Wurmartige Cyber-Angriffe mit den Schadprogrammen "WannaCry" und "NotPetya" hatten im Jahr 2017 weltweit Millionenschäden verursacht und einzelne Unternehmen in Existenznöte gebracht, so das Bundesamt für Sicherheit in der Informationstechnik (BSI). Ein vergleichbares Szenario ist der Behörde zufolge mit der kritischen Windows-Schwachstelle Bluekeep möglich. Die Schwachstelle sei im Remote-Desktop-Protocol-Dienst (RDP) von Microsoft-Windows enthalten.
Schon im Mai hatte das BSI ebenso wie Microsoft gewarnt und zum Einspielen der bereits verfügbaren Sicherheitsupdates aufgerufen.
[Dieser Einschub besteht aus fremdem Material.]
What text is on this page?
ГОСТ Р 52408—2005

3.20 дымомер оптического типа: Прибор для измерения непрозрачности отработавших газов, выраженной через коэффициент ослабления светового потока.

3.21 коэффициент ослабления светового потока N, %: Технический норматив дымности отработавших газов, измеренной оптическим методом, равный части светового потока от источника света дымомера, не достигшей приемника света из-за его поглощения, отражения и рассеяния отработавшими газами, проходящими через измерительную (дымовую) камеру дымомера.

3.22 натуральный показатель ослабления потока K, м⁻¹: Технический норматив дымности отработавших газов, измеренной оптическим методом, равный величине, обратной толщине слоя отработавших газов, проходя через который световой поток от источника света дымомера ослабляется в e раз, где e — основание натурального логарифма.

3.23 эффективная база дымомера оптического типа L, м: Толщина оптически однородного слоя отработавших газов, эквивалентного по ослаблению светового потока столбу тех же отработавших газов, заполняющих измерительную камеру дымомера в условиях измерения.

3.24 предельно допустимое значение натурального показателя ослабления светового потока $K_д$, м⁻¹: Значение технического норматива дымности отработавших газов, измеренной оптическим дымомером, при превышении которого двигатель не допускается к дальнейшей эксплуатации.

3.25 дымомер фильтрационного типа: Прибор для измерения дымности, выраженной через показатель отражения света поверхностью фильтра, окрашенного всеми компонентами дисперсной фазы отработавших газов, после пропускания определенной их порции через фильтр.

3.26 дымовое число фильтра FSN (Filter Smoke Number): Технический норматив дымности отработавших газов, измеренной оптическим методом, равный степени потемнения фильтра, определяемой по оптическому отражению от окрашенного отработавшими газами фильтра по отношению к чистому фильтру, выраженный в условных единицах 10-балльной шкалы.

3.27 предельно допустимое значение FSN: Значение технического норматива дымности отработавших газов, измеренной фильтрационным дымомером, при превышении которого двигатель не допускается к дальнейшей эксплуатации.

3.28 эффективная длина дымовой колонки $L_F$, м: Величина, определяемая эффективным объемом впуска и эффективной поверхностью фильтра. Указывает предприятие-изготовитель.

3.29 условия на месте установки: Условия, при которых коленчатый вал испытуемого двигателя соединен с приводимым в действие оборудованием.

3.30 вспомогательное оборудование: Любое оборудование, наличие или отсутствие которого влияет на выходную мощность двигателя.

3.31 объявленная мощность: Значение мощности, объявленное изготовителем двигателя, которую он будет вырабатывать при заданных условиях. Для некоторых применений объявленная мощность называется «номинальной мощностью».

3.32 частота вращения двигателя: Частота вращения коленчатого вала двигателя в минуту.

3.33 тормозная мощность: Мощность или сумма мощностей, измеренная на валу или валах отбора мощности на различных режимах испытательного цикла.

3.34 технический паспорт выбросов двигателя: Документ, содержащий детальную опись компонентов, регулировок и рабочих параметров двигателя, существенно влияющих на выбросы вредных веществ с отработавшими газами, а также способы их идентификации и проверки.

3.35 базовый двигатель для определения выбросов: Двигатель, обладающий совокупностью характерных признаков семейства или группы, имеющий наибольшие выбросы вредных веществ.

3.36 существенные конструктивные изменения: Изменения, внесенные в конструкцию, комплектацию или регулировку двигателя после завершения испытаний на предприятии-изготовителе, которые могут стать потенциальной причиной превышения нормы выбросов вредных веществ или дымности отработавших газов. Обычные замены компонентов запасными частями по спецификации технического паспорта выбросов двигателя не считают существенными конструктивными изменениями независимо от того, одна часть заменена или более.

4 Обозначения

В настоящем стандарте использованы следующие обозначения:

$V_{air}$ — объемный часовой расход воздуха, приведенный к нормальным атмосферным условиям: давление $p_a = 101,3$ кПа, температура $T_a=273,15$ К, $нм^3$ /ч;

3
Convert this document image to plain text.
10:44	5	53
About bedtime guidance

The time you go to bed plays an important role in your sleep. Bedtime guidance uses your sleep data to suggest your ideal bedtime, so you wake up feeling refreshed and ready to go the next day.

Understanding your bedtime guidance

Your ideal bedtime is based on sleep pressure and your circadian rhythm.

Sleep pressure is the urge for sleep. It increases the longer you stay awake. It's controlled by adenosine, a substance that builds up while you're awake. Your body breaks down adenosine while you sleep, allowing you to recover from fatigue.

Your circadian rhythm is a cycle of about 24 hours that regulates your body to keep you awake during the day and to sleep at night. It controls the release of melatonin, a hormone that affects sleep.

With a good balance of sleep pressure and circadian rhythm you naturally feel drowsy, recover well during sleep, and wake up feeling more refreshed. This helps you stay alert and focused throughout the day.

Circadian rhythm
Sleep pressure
Zwar sei eine aktive Ausnutzung der Schwachstelle bislang nicht bekannt, die Behörde beobachtet jedoch die Entwicklung sogenannter Exploits, die es ermöglichen könnten, die Schwachstelle auszunutzen und warnt daher erneut Unternehmen, Institutionen und Behörden.
Allein in Deutschland mindestens 14.000 verwundbare Rechner
Weltweit seien zuletzt noch mindestens rund eine Million direkt mit dem Internet verbundene Systeme für Bluekeep anfällig gewesen. In Deutschland schätzt das BSI die Zahl unmittelbar verwundbarer Computer aktuell auf mindestens 14.000. Es müsse davon ausgegangen werden, dass sich dahinter eine Vielzahl an gefährdeten Rechnern verbirgt, die nicht direkt an das Internet angeschlossen sind, etwa in Unternehmensnetzwerken. Diese werden bei einer wurmartigen Ausbreitung verwundbar, sobald ein einziger Server betroffen ist, der sowohl über das Internet als auch das interne Netzwerk erreichbar ist, so das BSI.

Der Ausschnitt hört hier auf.